Most of all wouldn’t it be better to know something for certain about the reviewing scoring and the effects of the rating.
All we have is guess work based on tiny crumbs off the Niantic table. We could have some great ideas but without knowing how it actually works they could be useless.
You are not a new reviewer.
@DoodlebugzNZ-PGO It looks to me like you approve way too many things... either that or the submitters in your area are incredibly picky and only submit high-quality stuff. You approve 78% of stuff that you review. I'm at the other end of the scale, although always in the great rating category, and I approve about 42%.
@DoodlebugzNZ-PGO I have the exact same feeling that @Hosette-ING has.
I don't know where you are, but after >10k reviewings in different places, I am still in the great rating category and I approve about 40% too.
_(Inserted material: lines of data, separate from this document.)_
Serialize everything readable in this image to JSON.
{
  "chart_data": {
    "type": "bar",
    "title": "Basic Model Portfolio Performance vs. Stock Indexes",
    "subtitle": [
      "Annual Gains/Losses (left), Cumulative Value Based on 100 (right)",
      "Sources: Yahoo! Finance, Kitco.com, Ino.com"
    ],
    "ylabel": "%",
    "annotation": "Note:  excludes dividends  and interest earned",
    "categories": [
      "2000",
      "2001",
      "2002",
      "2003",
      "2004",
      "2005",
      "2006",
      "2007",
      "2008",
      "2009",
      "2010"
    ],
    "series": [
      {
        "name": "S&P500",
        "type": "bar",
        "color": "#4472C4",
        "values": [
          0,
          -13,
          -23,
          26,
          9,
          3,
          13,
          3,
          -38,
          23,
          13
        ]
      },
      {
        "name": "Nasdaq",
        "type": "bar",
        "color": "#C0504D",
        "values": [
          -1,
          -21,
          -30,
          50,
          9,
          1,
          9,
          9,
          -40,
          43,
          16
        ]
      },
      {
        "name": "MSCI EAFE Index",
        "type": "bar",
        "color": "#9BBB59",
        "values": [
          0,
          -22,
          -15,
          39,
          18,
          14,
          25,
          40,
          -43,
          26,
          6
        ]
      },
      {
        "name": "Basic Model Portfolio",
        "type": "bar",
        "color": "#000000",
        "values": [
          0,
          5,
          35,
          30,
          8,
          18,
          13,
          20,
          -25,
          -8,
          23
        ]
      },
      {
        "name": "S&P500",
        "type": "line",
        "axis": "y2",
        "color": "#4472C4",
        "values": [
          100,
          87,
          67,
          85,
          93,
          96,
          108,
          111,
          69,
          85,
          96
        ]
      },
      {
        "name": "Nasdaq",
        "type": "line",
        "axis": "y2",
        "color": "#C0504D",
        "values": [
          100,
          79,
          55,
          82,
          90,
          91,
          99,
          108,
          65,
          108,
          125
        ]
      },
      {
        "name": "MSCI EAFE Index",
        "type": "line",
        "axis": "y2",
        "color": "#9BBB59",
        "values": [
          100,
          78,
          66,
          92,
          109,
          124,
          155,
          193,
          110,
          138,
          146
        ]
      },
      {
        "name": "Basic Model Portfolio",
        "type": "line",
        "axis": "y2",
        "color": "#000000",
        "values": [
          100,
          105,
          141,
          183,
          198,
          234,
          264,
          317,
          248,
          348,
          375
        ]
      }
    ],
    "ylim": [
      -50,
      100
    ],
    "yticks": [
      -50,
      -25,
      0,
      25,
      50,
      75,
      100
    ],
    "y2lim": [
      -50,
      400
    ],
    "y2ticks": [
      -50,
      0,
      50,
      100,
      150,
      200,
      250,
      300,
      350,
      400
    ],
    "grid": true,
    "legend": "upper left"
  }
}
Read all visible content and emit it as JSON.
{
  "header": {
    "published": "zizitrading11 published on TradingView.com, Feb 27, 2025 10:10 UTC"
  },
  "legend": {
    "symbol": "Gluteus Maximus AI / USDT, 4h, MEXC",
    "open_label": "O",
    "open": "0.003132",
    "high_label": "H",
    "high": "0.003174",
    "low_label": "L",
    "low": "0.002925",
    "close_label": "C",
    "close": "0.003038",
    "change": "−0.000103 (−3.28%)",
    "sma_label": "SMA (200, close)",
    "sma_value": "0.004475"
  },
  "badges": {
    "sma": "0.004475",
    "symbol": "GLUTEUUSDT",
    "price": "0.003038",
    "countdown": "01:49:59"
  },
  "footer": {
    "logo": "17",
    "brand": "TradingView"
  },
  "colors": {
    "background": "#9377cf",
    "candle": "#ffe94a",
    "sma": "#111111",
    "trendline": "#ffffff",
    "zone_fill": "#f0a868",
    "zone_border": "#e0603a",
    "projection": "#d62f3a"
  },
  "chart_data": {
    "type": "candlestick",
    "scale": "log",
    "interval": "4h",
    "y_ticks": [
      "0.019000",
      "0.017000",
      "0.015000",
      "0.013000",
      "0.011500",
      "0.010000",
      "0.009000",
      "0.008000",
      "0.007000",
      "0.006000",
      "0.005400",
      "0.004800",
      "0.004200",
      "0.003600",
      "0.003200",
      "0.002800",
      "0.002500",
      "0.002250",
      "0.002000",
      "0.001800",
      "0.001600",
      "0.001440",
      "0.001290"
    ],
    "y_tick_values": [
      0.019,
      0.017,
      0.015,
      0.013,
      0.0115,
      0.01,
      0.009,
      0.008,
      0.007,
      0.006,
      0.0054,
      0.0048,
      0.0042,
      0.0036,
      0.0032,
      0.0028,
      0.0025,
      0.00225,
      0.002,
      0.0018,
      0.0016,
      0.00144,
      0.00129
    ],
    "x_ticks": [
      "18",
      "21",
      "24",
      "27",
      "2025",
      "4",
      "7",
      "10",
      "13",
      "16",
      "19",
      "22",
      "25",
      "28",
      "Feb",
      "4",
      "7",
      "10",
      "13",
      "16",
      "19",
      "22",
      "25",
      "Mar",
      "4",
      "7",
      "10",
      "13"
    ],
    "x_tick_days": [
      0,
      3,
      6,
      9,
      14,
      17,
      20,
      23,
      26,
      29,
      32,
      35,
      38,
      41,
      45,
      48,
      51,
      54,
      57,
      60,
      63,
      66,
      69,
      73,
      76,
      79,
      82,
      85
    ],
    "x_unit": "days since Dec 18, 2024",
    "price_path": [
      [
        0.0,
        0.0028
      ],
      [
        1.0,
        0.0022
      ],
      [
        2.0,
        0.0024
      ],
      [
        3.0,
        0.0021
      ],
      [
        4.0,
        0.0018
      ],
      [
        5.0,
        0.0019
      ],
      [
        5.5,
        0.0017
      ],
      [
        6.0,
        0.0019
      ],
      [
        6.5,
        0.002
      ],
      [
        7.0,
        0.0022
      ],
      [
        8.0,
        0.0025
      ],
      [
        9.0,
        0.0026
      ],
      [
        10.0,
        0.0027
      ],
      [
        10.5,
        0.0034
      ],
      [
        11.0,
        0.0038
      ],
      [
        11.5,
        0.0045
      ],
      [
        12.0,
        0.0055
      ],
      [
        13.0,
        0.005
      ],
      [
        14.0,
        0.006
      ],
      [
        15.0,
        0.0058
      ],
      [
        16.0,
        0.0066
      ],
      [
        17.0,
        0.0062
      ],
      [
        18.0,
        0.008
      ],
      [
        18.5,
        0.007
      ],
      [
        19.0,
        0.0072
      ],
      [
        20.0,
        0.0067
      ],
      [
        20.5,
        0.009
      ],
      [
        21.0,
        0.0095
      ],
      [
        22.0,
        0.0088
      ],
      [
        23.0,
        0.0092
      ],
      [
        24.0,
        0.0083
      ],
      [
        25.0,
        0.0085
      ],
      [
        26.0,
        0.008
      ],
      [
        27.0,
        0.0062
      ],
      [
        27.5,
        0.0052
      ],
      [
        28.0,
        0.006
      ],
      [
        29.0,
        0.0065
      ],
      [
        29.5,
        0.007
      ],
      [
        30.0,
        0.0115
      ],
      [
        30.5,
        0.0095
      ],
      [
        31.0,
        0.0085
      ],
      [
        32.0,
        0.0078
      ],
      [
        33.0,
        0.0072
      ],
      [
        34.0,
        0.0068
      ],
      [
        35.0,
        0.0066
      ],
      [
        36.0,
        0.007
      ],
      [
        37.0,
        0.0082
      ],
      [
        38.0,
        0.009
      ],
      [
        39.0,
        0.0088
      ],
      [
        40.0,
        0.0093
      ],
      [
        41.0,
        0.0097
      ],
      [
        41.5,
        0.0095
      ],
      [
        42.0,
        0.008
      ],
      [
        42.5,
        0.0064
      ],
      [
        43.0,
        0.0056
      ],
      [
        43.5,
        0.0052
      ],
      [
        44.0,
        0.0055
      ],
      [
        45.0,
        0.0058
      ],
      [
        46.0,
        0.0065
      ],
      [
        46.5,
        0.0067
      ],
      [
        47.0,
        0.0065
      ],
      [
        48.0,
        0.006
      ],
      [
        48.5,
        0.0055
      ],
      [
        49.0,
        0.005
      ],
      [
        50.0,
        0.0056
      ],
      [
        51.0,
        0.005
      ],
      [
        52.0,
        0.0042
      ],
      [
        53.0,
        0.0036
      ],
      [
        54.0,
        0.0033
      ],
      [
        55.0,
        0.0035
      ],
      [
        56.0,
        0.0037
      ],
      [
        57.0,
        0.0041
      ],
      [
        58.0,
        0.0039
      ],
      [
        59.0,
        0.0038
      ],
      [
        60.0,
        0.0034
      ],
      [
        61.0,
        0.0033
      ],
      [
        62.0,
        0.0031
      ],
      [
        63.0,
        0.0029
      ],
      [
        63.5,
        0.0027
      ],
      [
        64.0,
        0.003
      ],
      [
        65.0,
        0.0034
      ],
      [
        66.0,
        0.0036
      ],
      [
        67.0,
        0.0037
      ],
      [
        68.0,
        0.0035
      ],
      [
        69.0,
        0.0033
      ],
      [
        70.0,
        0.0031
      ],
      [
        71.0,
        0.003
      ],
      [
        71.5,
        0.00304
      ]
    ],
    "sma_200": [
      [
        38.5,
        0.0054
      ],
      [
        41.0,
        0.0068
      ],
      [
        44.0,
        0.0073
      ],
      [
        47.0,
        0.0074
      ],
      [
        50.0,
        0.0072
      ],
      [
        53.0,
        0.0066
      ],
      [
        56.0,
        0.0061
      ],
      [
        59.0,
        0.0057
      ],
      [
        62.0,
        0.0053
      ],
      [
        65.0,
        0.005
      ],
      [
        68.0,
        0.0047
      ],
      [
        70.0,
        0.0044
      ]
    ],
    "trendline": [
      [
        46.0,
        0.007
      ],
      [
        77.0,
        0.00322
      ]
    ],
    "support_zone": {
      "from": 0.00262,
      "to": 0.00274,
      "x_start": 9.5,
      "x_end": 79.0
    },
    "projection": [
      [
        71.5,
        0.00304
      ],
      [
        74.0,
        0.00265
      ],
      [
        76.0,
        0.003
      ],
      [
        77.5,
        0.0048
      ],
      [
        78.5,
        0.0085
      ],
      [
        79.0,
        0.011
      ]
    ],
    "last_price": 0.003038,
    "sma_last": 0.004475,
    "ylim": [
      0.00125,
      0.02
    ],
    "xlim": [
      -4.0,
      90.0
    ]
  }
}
About this topic, I am sorry I didn't agree. At the beginning of my reviewing "career" I have made a lot of mistake, so my ratings have gone to Poor. So I start to improve, look closer at each criteria and nomination and after a few weeks of improvement and learning, I've reached great and never be under since.
I think being not good at reviewing at the beginning is normal, it's part of the learning process. You make some mistake then improve.
It would be good to fix it in Good for a certain period of time and until the review is completed, but in that case, the impact of the new auditor's evaluation should be small or not really reflected.
Therefore, it is rather better to create a training mode.
Also, I don't understand this, but for some reason new reviewers nowadays tend to use 1 and 5 a lot, and it would be better to specify that such extreme reviews have a negative impact on their own evaluation.
I 1* a lot and have never dropped off of great since reaching it. What I 1* is stuff like photos taken from cars, description mentioning Pokemon Go or Pokestop, K-12 schools, etc..
If it is a trash nomination I don't think people should be afraid to 1* it and select a reason so that the perhaps the people nominating junk will get a rejection that gives them feedback as to why their nomination was not eligible. They are also easy agreements and help your rating.
I guess I do 5* less, using 4* for eligible but not especially interesting or unique POI or not great photo and/or description.